Старший сын прославленного воеводы довольно гикнул и, ударив шпорами коня, понесся к городу.

– Вовремя подошли, – буркнул окольничий, провожая взглядом скачущего княжича. – Вечор последний харч доели, мало у кого хоть горсть сухарей на сегодня оставалась.

– Как планировали, так и подошли, – не согласился я, – а вот то, что провизия закончилась, так это разбираться надо. То ли взяли мало, то ли жрали много, а может, и вовсе разворовали, сукины дети!

– Ага, Берии на нас нету, – охотно согласился Никита.

Я на секунду завис от этого заявления, потом чертыхнулся про себя на глупую привычку мести языком, не думая о последствиях.

– В посад заходить будем, – продолжил Вельминов, – или как?

– В посад?

– Ну да, крепость-то маловата.

– Чего мы там не видали? В поле станем подле города.

– Как прикажешь.

– Да предупреди своих и прочим полковникам передай, чтобы порядок соблюдали. А то знаю я их: только отвернешься – они уже посадских баб за все места хватают.

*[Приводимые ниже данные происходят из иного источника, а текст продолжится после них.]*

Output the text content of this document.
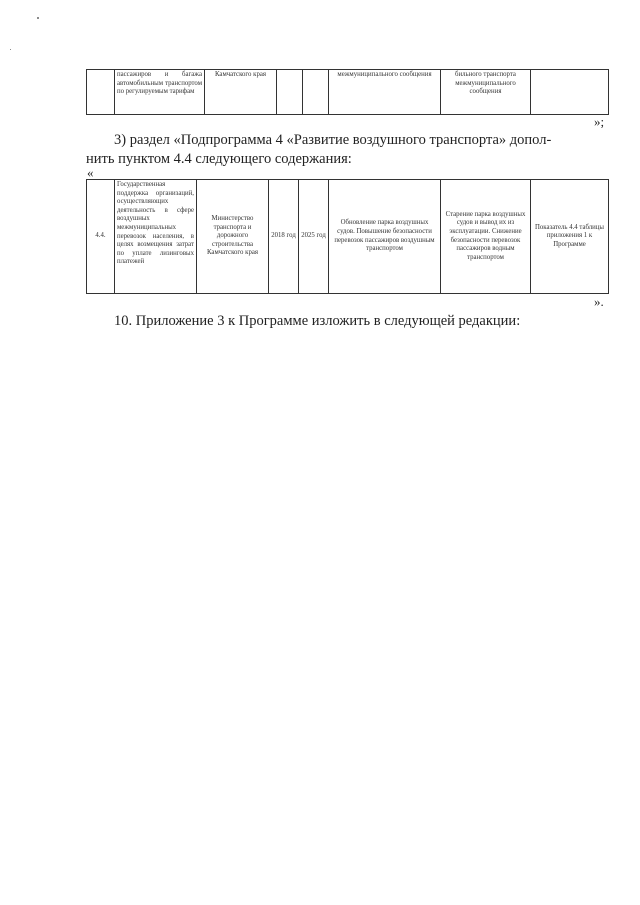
	пассажиров и багажа автомобильным транспортом по регулируемым тарифам	Камчатского края			межмуниципального сообщения	бильного транспорта межмуниципального сообщения	
»;
3) раздел «Подпрограмма 4 «Развитие воздушного транспорта» допол-
нить пунктом 4.4 следующего содержания:
«
4.4.	Государственная поддержка организаций, осуществляющих деятельность в сфере воздушных межмуниципальных перевозок населения, в целях возмещения затрат по уплате лизинговых платежей	Министерство транспорта и дорожного строительства Камчатского края	2018 год	2025 год	Обновление парка воздушных судов. Повышение безопасности перевозок пассажиров воздушным транспортом	Старение парка воздушных судов и вывод их из эксплуатации. Снижение безопасности перевозок пассажиров водным транспортом	Показатель 4.4 таблицы приложения 1 к Программе
».
10. Приложение 3 к Программе изложить в следующей редакции:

– Ну что ты такое, государь, говоришь, – усмехнулся Никита, – мы же у тебя аки ангелы небесные.

– Во-во – иже херувимы! Знаю я ваше благочестие и потому добром прошу.

Пока мы так беседовали, со звонницы Никольского собора зазвучал колокол, а через несколько минут нам навстречу выехала кавалькада из представителей местного начальства, а за ними местные жители гнали овец и везли на телегах припасы.

Не доезжая до меня нескольких шагов, Дмитрий Михайлович и его провожатые спешились и нестройной толпой двинулись мне навстречу. Сам воевода на вытянутых руках держал серебряное блюдо с умопомрачительно пахнущим караваем хлеба. Поскольку сегодня постились не только царские ратники, но и их непутевый государь, в животе моем сразу заурчало. Воспользовавшись возможностью, я тут же оторвал от каравая кусок и, макнув его в солонку, вгрызся в ноздреватую мякоть, прикрытую смачно хрустящей на зубах корочкой.

– Хороший хлеб, – похвалил я встречавших, дожевав свой кусок и с сожалением передав каравай Никите. – Должно, только испекли?